Lebanon deal sparks Hezbollah protests over Israel withdrawal terms
Hundreds of Hezbollah supporters flooded Beirut as a U.S.-brokered deal tied Israeli withdrawal to disarmament, reigniting the fight over Lebanon’s sovereignty.

Hundreds of Hezbollah supporters flooded Beirut late Friday into Saturday after a framework deal signed in Washington sharpened Lebanon’s divide over who gets to define sovereignty after years of Hezbollah dominance and economic collapse. Motorbikes and mopeds moved through central Beirut, near parliament, along the airport road and into Dahieh, Hezbollah’s southern Beirut stronghold. The street mobilization turned the agreement into a public test of whether Lebanon is breaking from Iran-backed influence or accepting what opponents called surrender.
Protesters blocked roads and burned tires, forcing the Lebanese army to set up temporary checkpoints and reopen at least one blocked road. The scene showed how quickly the accord’s terms landed in the streets of the capital, where security forces had to manage demonstrations that spread beyond the downtown core into neighborhoods tied closely to Hezbollah’s support base.
The agreement came after five rounds of direct talks between Lebanon and Israel and includes a pilot effort for Lebanese soldiers to take control of two areas occupied by Israel. It also lays out a process aimed at disarming Hezbollah. But the text does not say when or under what conditions Israel would pull out of the larger areas it occupies in Lebanon, tying any withdrawal to security developments and the removal of threats to Israel, which effectively makes it contingent on Hezbollah disarmament.

Hezbollah has said it will not disarm while Israel continues to occupy Lebanese territory and pose a threat. Hassan Fadlallah, a Hezbollah lawmaker, warned that enforcing the deal could spark civil war and said Lebanese authorities would be unable to impose it without U.S. support. That warning carries weight in a country still marked by the memory of the 1975 to 1990 civil war and by the latest conflict, which displaced about 1.2 million people, more than the roughly one million uprooted during the civil war itself.

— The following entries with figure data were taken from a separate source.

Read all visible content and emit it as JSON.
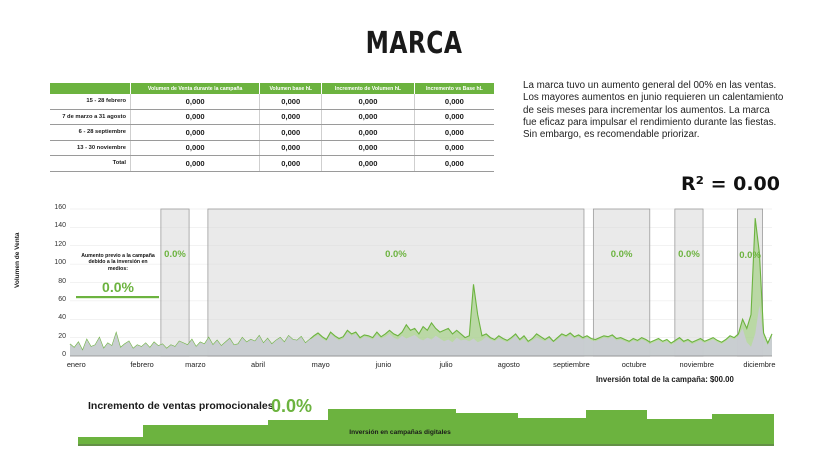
{
  "page": {
    "title": "MARCA",
    "description": "La marca tuvo un aumento general del 00% en las ventas. Los mayores aumentos en junio requieren un calentamiento de seis meses para incrementar los aumentos. La marca fue eficaz para impulsar el rendimiento durante las fiestas. Sin embargo, es recomendable priorizar.",
    "r2": "R² = 0.00",
    "inversion_total": "Inversión total de la campaña: $00.00",
    "incremento_label": "Incremento de ventas promocionales",
    "incremento_value": "0.0%",
    "digital_label": "Inversión en campañas digitales",
    "previo_text": "Aumento previo a la campaña debido a la inversión en medios:",
    "previo_value": "0.0%"
  },
  "table": {
    "headers": [
      "",
      "Volumen de Venta durante la campaña",
      "Volumen base hL",
      "Incremento de Volumen hL",
      "Incremento vs Base hL"
    ],
    "rows": [
      {
        "label": "15 - 28 febrero",
        "values": [
          "0,000",
          "0,000",
          "0,000",
          "0,000"
        ]
      },
      {
        "label": "7 de marzo a 31 agosto",
        "values": [
          "0,000",
          "0,000",
          "0,000",
          "0,000"
        ]
      },
      {
        "label": "6 - 28 septiembre",
        "values": [
          "0,000",
          "0,000",
          "0,000",
          "0,000"
        ]
      },
      {
        "label": "13 - 30 noviembre",
        "values": [
          "0,000",
          "0,000",
          "0,000",
          "0,000"
        ]
      },
      {
        "label": "Total",
        "values": [
          "0,000",
          "0,000",
          "0,000",
          "0,000"
        ]
      }
    ]
  },
  "colors": {
    "accent": "#6cb33f",
    "base_area": "#c9ccd3",
    "band": "#d9d9d9",
    "band_border": "#9c9c9c"
  },
  "chart_data": {
    "type": "area",
    "ylabel": "Volumen de Venta",
    "ylim": [
      0,
      160
    ],
    "yticks": [
      0,
      20,
      40,
      60,
      80,
      100,
      120,
      140,
      160
    ],
    "xlabels": [
      "enero",
      "febrero",
      "marzo",
      "abril",
      "mayo",
      "junio",
      "julio",
      "agosto",
      "septiembre",
      "octubre",
      "noviembre",
      "diciembre"
    ],
    "campaign_periods": [
      {
        "start": 1.45,
        "end": 1.9,
        "label": "0.0%"
      },
      {
        "start": 2.2,
        "end": 8.2,
        "label": "0.0%"
      },
      {
        "start": 8.35,
        "end": 9.25,
        "label": "0.0%"
      },
      {
        "start": 9.65,
        "end": 10.1,
        "label": "0.0%"
      },
      {
        "start": 10.65,
        "end": 11.05,
        "label": "0.0%"
      }
    ],
    "series": [
      {
        "name": "Volumen base",
        "color": "#c9ccd3",
        "values": [
          13,
          9,
          15,
          6,
          18,
          10,
          12,
          20,
          8,
          14,
          11,
          25,
          9,
          13,
          16,
          8,
          12,
          10,
          14,
          9,
          15,
          11,
          13,
          8,
          12,
          10,
          16,
          14,
          12,
          18,
          10,
          15,
          13,
          20,
          12,
          17,
          11,
          15,
          19,
          12,
          13,
          20,
          15,
          18,
          16,
          22,
          14,
          19,
          13,
          17,
          20,
          15,
          22,
          18,
          17,
          21,
          14,
          18,
          20,
          23,
          19,
          16,
          24,
          20,
          17,
          19,
          26,
          22,
          24,
          18,
          21,
          20,
          18,
          23,
          19,
          21,
          24,
          20,
          18,
          22,
          19,
          21,
          23,
          19,
          17,
          20,
          18,
          22,
          19,
          16,
          18,
          15,
          20,
          17,
          18,
          16,
          19,
          15,
          17,
          21,
          18,
          16,
          19,
          17,
          15,
          18,
          22,
          16,
          19,
          14,
          17,
          20,
          18,
          16,
          19,
          15,
          18,
          22,
          20,
          23,
          19,
          21,
          18,
          20,
          17,
          16,
          18,
          20,
          19,
          21,
          17,
          18,
          16,
          14,
          17,
          15,
          18,
          16,
          13,
          15,
          17,
          14,
          16,
          12,
          15,
          18,
          14,
          16,
          13,
          15,
          17,
          14,
          16,
          18,
          15,
          13,
          16,
          20,
          18,
          22,
          30,
          15,
          10,
          24,
          55,
          20,
          12,
          22
        ]
      },
      {
        "name": "Volumen de Venta",
        "color": "#6cb33f",
        "values": [
          13,
          9,
          15,
          6,
          18,
          10,
          12,
          20,
          8,
          14,
          11,
          25,
          9,
          13,
          16,
          8,
          12,
          10,
          14,
          9,
          15,
          11,
          13,
          8,
          12,
          10,
          16,
          14,
          12,
          18,
          10,
          15,
          13,
          20,
          12,
          17,
          11,
          15,
          19,
          12,
          13,
          20,
          15,
          18,
          16,
          22,
          14,
          19,
          13,
          17,
          20,
          15,
          22,
          18,
          17,
          21,
          14,
          18,
          22,
          25,
          21,
          18,
          26,
          22,
          19,
          21,
          28,
          24,
          26,
          20,
          23,
          22,
          20,
          26,
          21,
          24,
          28,
          24,
          22,
          26,
          34,
          28,
          30,
          24,
          32,
          28,
          36,
          30,
          26,
          28,
          30,
          24,
          28,
          24,
          20,
          22,
          78,
          45,
          22,
          24,
          20,
          18,
          22,
          19,
          17,
          20,
          24,
          18,
          22,
          16,
          19,
          24,
          21,
          18,
          21,
          16,
          20,
          24,
          22,
          25,
          21,
          23,
          20,
          22,
          19,
          18,
          20,
          22,
          21,
          23,
          19,
          20,
          18,
          16,
          19,
          17,
          20,
          18,
          15,
          17,
          19,
          16,
          18,
          14,
          17,
          20,
          16,
          18,
          15,
          17,
          19,
          16,
          18,
          20,
          17,
          15,
          18,
          22,
          20,
          24,
          40,
          30,
          45,
          150,
          112,
          25,
          14,
          24
        ]
      }
    ]
  }
}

The dispute has also become part of a wider regional test. In June 2026, mediators were discussing a 60-day roadmap in U.S.-Iran talks, with Lebanon emerging as an immediate measure of whether diplomacy can curb Hezbollah’s influence and reduce Iran’s role in Lebanese affairs. For a state still trying to recover from war and collapse, the argument over withdrawal terms has become an argument over who speaks for Lebanon now.